What confused me is as there is no pump between swirl pot & carb,the carb must suck its own fuel into the fuel bowl.
 
i used to get vapor lock all the time and others i spoke to had never heard of it, its like a odd one that only very few will get it and others never, fuel is shi-te today it aint like it used to be, even with no lead it still is sh-it as early unleaded fuel in australia was good i only really started having issues around maybe 2008 or so and i had tried many things,
the best solution was i used a electric fuel pump a solid state facet brand im running but i was still getting it so i did what others had suggested and run a return line back to the tank on mine i have a t piece that sits up and its restricted a bit so only some of the flow will return and then cause i have a britpart tank it is universal i ran the return back to the tank and so far it works well in combating fuel issues as it circulates the fuel when it not being consumed and it seems to keep the line cool. and my vapor lock would happen summer and winter no matter what temp day or night.

i heard a few fellas in america with carb older cars do have vapor lock issues and most of them run a filter thast incorporated a return line.
ethanol blends dont help either and high octane fuel makes no difference i run 91 and i seem to go ok i run higher and it will still have issues before i did the fuel return and pump upgrade.
a tip, dont always buy a generic chinese fuel pump i had and i got 18months total and then the second one a few weeks, but with the Facet brand 8 years roughly with the first one i still think its ok but i replaced with a second one a few years back.

same can be said with ignition parts try to opt for oem spec and not the lucas (chinese-taiwan) or the generic chinese junk it wont last as long as oem spec. i would run Bosch parts and i would get many years from them i have recently went with a generic set of parts but i am not at all confident it will last many years.
 
Have you tried super unleaded? Ethanol has a lot boiling point than petrol so will cause vapour lock issues more readily. In my opinion
do they sell that in the uk, i recall years ago they had it but it was a leaded stuff and w2hen unleaded came in its all marketed as unleaded but at different octane ratings we have 91 which is the low end 95 and 98, all of those are unleaded as is fuels now, but i noticed that the higher octanes had no difference on anything some swear 95 is better then 91 but i have run 95 and 98 its a waste of money to be honest and 91 has had little effect on running at all, we could pay up to 20 to 30cents more for 98.
but i know people can have different outcomes and most i have spoken to that has land rovers have never had vapor lock issues and they are lucky. but then again it could be something i have on the engine fitted that causes the issues as do others.

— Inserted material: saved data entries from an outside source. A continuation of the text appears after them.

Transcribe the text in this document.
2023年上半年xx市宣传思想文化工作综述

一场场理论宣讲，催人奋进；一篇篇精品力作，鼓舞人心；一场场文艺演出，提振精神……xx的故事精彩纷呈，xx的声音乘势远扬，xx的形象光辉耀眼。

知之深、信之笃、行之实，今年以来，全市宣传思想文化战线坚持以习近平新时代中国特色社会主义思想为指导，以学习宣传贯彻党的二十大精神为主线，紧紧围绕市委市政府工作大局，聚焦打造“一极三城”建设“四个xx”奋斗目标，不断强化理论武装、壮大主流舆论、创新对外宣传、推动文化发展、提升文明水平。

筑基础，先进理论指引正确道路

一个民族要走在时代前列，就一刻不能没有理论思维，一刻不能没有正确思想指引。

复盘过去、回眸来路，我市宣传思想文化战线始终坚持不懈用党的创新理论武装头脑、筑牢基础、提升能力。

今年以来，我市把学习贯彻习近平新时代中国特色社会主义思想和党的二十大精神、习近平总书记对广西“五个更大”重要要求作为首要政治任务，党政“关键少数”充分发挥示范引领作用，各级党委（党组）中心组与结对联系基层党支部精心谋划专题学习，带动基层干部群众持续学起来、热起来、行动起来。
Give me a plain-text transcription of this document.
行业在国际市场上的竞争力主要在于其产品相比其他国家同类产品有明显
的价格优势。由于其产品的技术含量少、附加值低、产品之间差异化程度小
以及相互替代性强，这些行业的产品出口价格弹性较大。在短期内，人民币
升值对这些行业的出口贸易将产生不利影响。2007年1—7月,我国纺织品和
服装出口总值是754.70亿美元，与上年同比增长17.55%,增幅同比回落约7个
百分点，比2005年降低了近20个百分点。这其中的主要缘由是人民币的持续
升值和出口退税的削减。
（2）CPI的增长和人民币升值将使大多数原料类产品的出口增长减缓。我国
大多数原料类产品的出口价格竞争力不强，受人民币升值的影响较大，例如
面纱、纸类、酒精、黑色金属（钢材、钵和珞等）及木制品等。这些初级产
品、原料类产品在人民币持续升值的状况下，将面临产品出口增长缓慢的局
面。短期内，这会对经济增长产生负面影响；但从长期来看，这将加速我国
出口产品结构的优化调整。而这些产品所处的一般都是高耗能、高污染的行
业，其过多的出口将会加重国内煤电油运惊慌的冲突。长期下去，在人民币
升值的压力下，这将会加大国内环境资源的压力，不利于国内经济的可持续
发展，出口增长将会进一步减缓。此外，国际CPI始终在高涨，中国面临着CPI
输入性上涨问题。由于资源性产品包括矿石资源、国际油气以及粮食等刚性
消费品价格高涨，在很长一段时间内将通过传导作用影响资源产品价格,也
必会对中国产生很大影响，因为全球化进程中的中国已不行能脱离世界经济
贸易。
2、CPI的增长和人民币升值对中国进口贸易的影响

but anyway i was looking at ignition parts and over here we would have bosch parts that were oem spec and it was made in the uk but just yesterday and no one sells it anymore its like we are stuck with the inferior chinese and or taiwan made junk, i really have no trust in the cheap trash componets as i have many parts that was chinese rebrand lucas fail at least 2 condensers that was lucas made in china fail, its getting harder to get good quality parts even paddock spares and other land rover parts places dont seem to wanna stock good stuff. its getting to the stage where people will have to stock what they can of good parts.
 
At the risk of tempting fate it would appear that my 'shed'is now fixed.
It now has a swirl pot on the bulkhead, freshly rebuilt Weber, new Facet electric pump with filter under the drivers floor.
I have filters in pump, filter housing, extra filter on the bulkhead and in the carb inlet. K&N conical filter on the stock plastic air intake. Electronic ignition etc. New fuel tank (the one that fits!).
Importantly I also replaced the wires to the solenoids as the feed wire had wicking of corrosion below the crimp.
Starts very briskly now with flick of ignition switch but does need choke for a few mins (it is chilly here this week).
No kangaroo petrol and I can floor the pedal for as long as I wish. Going to try flat out on A14 in o/d top when time permits.
I hope the OP has had similar success.